There are two areas of focus; the desktop and the network.
From the perspective of the desktop:
a. Signature based AV isn’t really protecting the desktop anymore
b. To protect the desktop from the majority of threats an organization would need to run anti-virus, anti-spyware, personal firewall (for port/protocol blocking or containment of the end-point itself), and host-based IPS (blocking code execution and other malware that bypasses the other mechanisms)

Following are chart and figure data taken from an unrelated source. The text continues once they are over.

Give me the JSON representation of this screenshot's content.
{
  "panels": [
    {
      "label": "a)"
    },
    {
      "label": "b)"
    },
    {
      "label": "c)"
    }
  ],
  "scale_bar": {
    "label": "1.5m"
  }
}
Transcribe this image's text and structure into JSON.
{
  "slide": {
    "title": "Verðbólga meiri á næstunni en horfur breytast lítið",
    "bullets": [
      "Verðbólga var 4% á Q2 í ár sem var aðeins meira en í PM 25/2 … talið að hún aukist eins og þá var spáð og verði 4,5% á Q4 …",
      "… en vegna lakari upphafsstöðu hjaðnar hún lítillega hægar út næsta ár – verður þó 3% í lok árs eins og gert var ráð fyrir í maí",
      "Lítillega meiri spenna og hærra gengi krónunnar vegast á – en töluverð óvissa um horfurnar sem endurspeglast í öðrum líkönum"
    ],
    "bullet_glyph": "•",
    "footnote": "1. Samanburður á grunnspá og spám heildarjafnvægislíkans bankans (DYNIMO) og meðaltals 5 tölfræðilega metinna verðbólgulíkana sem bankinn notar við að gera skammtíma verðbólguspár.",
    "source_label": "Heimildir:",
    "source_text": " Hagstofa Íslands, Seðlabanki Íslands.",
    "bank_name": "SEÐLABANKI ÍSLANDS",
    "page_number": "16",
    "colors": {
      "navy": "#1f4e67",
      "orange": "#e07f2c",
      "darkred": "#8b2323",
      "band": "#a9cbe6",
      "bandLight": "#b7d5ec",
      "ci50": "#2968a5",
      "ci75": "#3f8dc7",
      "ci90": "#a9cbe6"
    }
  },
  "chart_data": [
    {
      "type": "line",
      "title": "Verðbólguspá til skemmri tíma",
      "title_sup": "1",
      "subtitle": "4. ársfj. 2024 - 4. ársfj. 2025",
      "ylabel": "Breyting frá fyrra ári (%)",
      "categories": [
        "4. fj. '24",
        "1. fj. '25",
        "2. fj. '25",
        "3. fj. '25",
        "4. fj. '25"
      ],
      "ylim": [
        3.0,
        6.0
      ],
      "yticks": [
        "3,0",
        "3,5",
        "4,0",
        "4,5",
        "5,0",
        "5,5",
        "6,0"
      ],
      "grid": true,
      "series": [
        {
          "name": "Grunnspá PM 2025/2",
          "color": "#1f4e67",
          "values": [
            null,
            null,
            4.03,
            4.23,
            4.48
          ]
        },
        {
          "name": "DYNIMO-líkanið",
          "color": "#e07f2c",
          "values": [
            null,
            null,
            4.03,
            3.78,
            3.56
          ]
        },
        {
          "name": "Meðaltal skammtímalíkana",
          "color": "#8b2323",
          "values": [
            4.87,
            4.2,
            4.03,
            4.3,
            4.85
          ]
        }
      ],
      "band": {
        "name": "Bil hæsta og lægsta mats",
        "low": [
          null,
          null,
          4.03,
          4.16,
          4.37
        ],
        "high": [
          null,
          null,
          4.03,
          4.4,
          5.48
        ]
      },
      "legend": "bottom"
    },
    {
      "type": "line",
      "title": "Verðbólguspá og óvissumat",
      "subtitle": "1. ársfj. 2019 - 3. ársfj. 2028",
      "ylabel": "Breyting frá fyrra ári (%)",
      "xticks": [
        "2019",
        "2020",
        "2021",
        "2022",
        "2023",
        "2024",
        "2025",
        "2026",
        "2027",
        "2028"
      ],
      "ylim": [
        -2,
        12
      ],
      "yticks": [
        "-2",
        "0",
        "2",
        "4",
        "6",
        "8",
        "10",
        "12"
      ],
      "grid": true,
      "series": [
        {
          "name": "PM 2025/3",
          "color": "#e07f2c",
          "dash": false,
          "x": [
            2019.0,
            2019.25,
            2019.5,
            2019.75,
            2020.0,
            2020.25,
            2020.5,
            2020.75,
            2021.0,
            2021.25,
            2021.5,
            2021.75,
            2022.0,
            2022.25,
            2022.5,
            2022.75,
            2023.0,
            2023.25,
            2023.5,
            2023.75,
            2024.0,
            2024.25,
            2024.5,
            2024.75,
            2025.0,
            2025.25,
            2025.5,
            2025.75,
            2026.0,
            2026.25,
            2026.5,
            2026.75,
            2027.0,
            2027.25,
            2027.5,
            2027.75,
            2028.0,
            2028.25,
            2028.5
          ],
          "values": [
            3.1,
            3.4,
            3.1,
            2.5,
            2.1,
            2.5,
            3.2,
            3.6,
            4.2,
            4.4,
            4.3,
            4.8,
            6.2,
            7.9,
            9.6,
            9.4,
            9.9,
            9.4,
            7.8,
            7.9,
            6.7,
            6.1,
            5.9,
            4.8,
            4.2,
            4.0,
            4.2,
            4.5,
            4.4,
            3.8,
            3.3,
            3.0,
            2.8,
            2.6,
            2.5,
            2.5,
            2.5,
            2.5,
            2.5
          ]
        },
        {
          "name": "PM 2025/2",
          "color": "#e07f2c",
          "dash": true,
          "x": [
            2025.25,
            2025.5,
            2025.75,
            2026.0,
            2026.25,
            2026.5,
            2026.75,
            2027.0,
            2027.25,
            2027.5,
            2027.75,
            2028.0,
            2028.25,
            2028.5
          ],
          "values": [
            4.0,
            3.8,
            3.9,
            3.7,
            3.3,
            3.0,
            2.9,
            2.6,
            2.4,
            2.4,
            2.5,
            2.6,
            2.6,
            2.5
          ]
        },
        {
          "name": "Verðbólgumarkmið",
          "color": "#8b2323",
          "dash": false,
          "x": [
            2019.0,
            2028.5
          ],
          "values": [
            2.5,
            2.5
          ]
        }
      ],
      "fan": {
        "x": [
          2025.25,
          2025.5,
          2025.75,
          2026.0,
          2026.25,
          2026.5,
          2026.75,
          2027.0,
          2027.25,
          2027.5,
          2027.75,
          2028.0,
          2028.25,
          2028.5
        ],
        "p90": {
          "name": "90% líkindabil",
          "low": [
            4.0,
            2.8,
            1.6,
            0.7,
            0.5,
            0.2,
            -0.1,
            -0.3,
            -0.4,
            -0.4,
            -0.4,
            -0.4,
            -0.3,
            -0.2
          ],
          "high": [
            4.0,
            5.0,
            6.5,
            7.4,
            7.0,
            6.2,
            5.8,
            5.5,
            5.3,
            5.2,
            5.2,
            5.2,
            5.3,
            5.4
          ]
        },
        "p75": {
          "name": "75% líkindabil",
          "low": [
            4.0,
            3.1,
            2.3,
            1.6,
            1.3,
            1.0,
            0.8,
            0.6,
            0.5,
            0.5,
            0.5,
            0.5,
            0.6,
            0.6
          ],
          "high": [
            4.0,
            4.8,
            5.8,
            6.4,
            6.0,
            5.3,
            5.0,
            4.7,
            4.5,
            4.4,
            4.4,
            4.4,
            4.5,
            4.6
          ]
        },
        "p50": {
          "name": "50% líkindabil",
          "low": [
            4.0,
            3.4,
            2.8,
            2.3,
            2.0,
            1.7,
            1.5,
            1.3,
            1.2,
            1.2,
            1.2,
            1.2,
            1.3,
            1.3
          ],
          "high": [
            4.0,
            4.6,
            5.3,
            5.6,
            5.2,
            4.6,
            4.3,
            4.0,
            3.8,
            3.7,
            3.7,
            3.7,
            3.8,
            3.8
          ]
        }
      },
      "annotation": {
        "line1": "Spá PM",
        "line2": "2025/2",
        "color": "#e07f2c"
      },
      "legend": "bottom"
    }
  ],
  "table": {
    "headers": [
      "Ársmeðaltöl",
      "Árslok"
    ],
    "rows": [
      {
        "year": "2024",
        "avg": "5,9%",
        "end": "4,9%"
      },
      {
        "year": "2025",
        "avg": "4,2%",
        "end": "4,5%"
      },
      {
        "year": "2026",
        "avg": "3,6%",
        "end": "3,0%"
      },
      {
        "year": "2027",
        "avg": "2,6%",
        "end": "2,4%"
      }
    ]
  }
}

c. Running 4 best of breed products (AV, AS, PFW, HIPS) at the desktop is a management nightmare, the resources required to keep these updated, configured correctly, not to mention the logistical problems with support and licensing drive many organizations to look for a single vendor solution that offers good enough protection across the 4 disciplines with a centralized management and reporting console.
d. All desktop security vendors are looking to provide all of these defense mechanisms in a single offering (McAfee 8.0i with ePO, Symantec CSS, with companies like Checkpoint and ISS looking to expand into the 4 areas)
e. As I stated, I don’t believe, that there will be an enterprise anti-spyware desktop market in the next 1-2 years. I believe what we will have is an integrated desktop security market that includes the 4 main areas of malware protection (with many variants of HIPS within them)
f. Any viable spyware solution must be able to do three things; detect spyware, defend against spyware execution, and clean spyware that is resident on a host, with the defense being the most important. The AV vendors are lagging in the defense and cleaning side of spyware which has allowed companies like webroot to take advantage.
from the perspective of the network:
a. Network/gateway protection should be the first line of defense. If you look at organizations that have deployed anti-virus or anti-spam at the perimeters and gateways they see very little occurrence of virus or spam incidents actually making its way to a host. Clearly you would expect to see a similar pattern with spyware protection at the gateway or perimeter.
b. Similar to the desktop the network requires multiple forms of protection. Many companies ship all in one appliances that provide IPS, AV, VPN, firewall, web filtering, and spyware will become a component through 2006
c. Network, gateway, and perimeter protection should be the first line of defense, however it will never provide enough protection to make desktop protection mechanisms obsolete.